Butt-dialing the Billionaire: Chapter 45


I’m locked up in a large, sterile holding cell in the Manhattan Detention Complex, aka The Tombs. I’m stuck in here with five other guys who’ve been picked up for various offenses. None of them bother me or even try to talk to me. I can hold my own in groups like this.

Being a foreboding island is kind of my thing.

It’s where I should’ve stayed.

I lean my forehead on a cool metal bar, trying not to think about what I did. Trying not to think about Jada and how I messed it all up.

It was inevitable–excruciatingly inevitable—that this thing with her was going to crash and burn. It’s good that it’s over, and it’s good that it ended so badly; it’s cleaner and faster this way. There’s no sense in prolonging the death of something doomed.

I look up at the clock. I called Arnold to arrange to have him get me out. It’s been one very long hour. They even take your phones in here.

Not that I need a phone when I’ve got Jada in my brain.

I’ll stop thinking about her, though. It can be done. Five minutes here, ten minutes there. String together an hour, and then a day, and then a life.

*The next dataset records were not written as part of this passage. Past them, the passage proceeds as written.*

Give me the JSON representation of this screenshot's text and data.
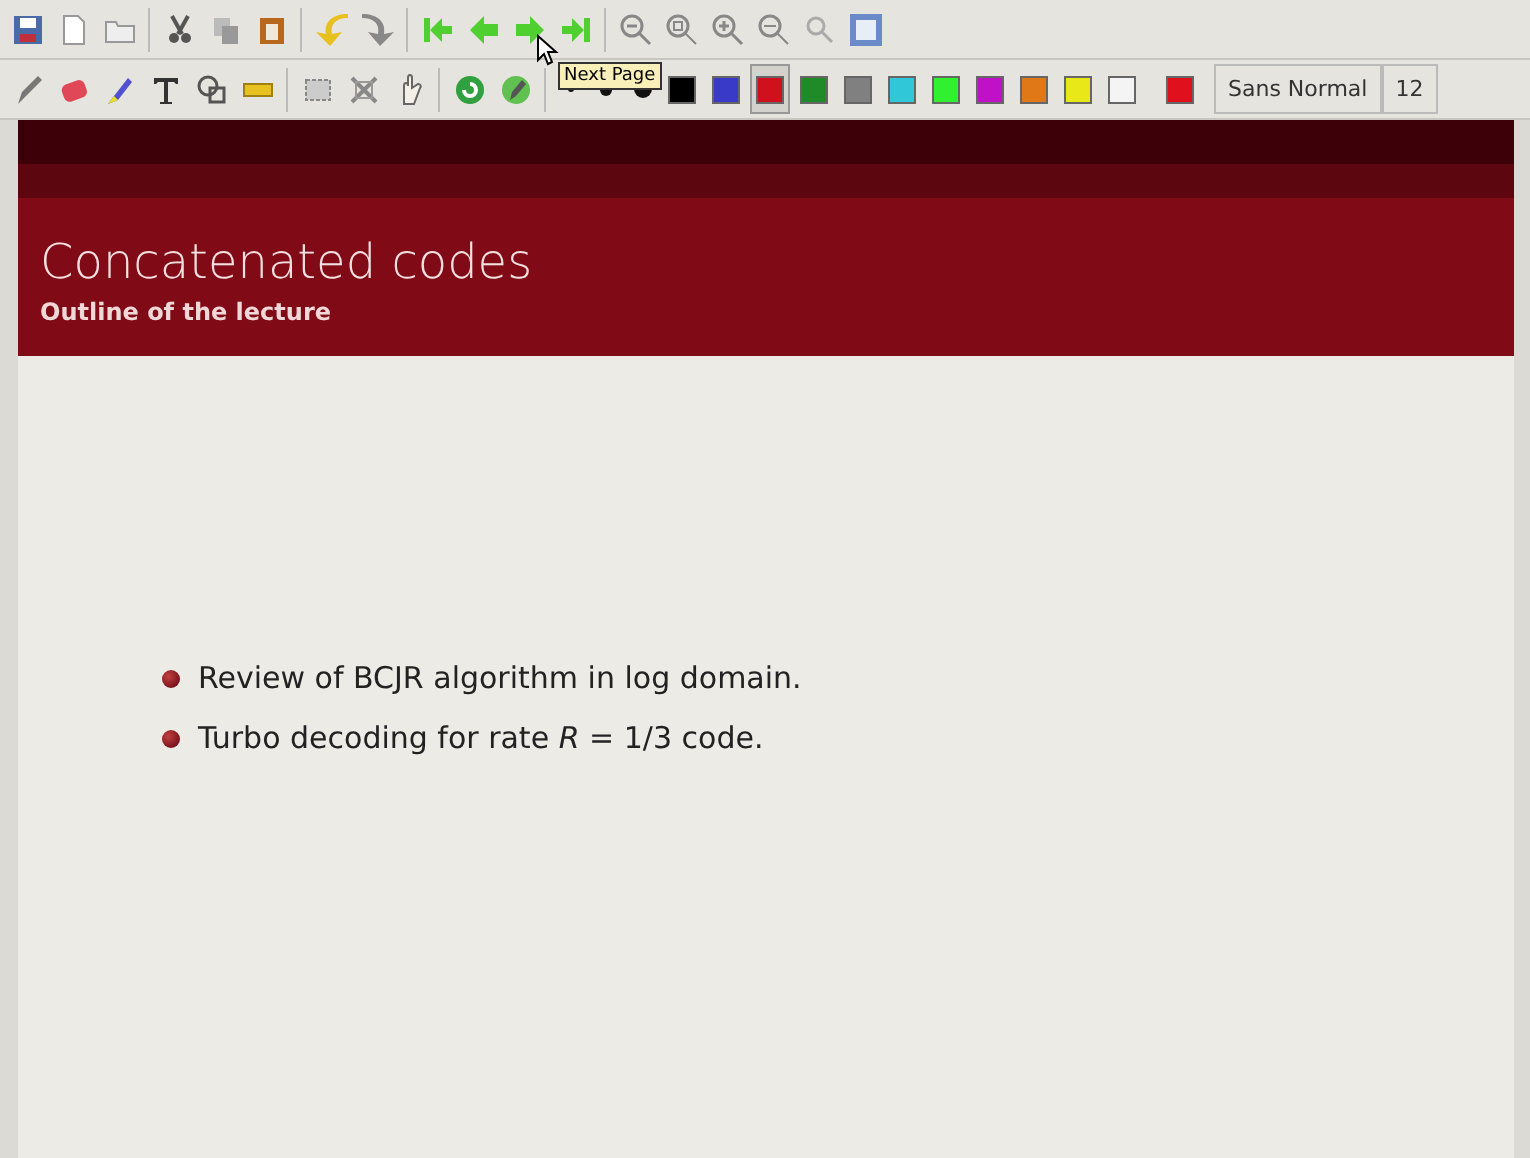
{
  "tooltip": "Next Page",
  "palette": [
    {
      "color": "#000000",
      "selected": false
    },
    {
      "color": "#3a3ac8",
      "selected": false
    },
    {
      "color": "#d0101c",
      "selected": true
    },
    {
      "color": "#1e8a28",
      "selected": false
    },
    {
      "color": "#808080",
      "selected": false
    },
    {
      "color": "#30c8d8",
      "selected": false
    },
    {
      "color": "#30f030",
      "selected": false
    },
    {
      "color": "#c010c8",
      "selected": false
    },
    {
      "color": "#e07818",
      "selected": false
    },
    {
      "color": "#e8e818",
      "selected": false
    },
    {
      "color": "#f4f4f4",
      "selected": false
    },
    {
      "kind": "current",
      "color": "#e0101c",
      "selected": false
    }
  ],
  "font_button": "Sans Normal",
  "font_size": "12",
  "slide": {
    "title": "Concatenated codes",
    "subtitle": "Outline of the lecture",
    "bullets": [
      "Review of BCJR algorithm in log domain.",
      "Turbo decoding for rate *R* = 1/3 code."
    ]
  }
}
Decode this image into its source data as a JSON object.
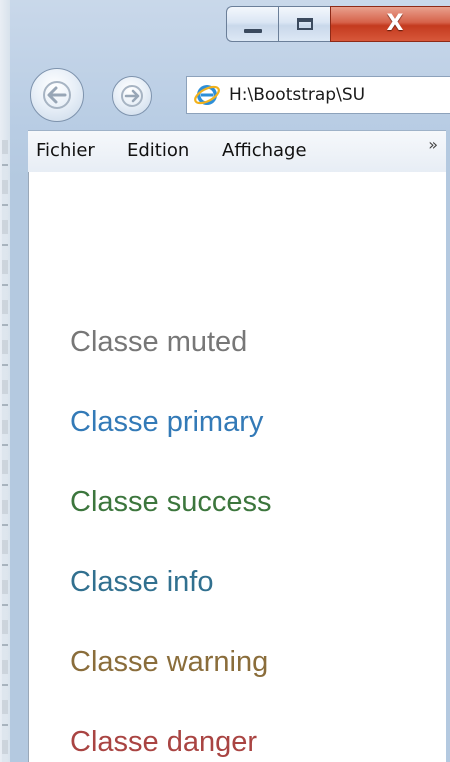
{
  "window": {
    "controls": {
      "minimize_icon": "minimize-icon",
      "maximize_icon": "maximize-icon",
      "close_label": "X"
    }
  },
  "toolbar": {
    "back_icon": "arrow-left-icon",
    "forward_icon": "arrow-right-icon",
    "address": "H:\\Bootstrap\\SU",
    "browser_icon": "ie-icon"
  },
  "menu": {
    "items": [
      "Fichier",
      "Edition",
      "Affichage"
    ],
    "overflow": "»"
  },
  "content": {
    "lines": [
      {
        "text": "Classe muted",
        "color": "#777777"
      },
      {
        "text": "Classe primary",
        "color": "#337ab7"
      },
      {
        "text": "Classe success",
        "color": "#3c763d"
      },
      {
        "text": "Classe info",
        "color": "#31708f"
      },
      {
        "text": "Classe warning",
        "color": "#8a6d3b"
      },
      {
        "text": "Classe danger",
        "color": "#a94442"
      }
    ]
  }
}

My chest hurts. I can’t breathe.

It was nice being in the office group for the time that I was. It meant something, but that, too, was always doomed. Who did I think I was? Jack from upstate?

God, no. I was never him. I’ll never be him, the guy who wears whatever the hell he wants and helps out with cookie errands and tears his way through spreadsheets like they don’t scare him.

Though it was satisfying as hell to hit Bert. I’m not sorry about that, even though it’s going to lead to a world of trouble. I didn’t decide to hit him in any conscious way. It’s more that once I got the impulse to go at him, I didn’t stop myself.

The old me was back in the driver’s seat.

The timing was regretful. If I was any kind of a good man, a man who’d give a thought to anything but his own satisfaction, we might have made that last sales call, and they could’ve saved the company they love. But it turns out I’m not a man who gives a thought to anything but his own satisfaction, a fact that people everywhere from Milan to Dubai could’ve told the SportyGoCo crew.

My jaw goes hard as stone.

I’m sorry that SportyGoCo won’t survive. That was bad form. I’ve never claimed to be a savior, though.

And anyway, it’s done.

I probably won’t see them again. I certainly won’t see Jada.

I sigh and turn around, eyeing the other inmates. There’s a particularly pungent man in the corner, and I enjoy a moment of silent, shared annoyance about him with a chop shop driver who’s taking up most of the bench. Sitting in here with my fellow public enemies, I feel more like myself than I have in weeks. It’s as if I’ve returned to solid ground after months at sea.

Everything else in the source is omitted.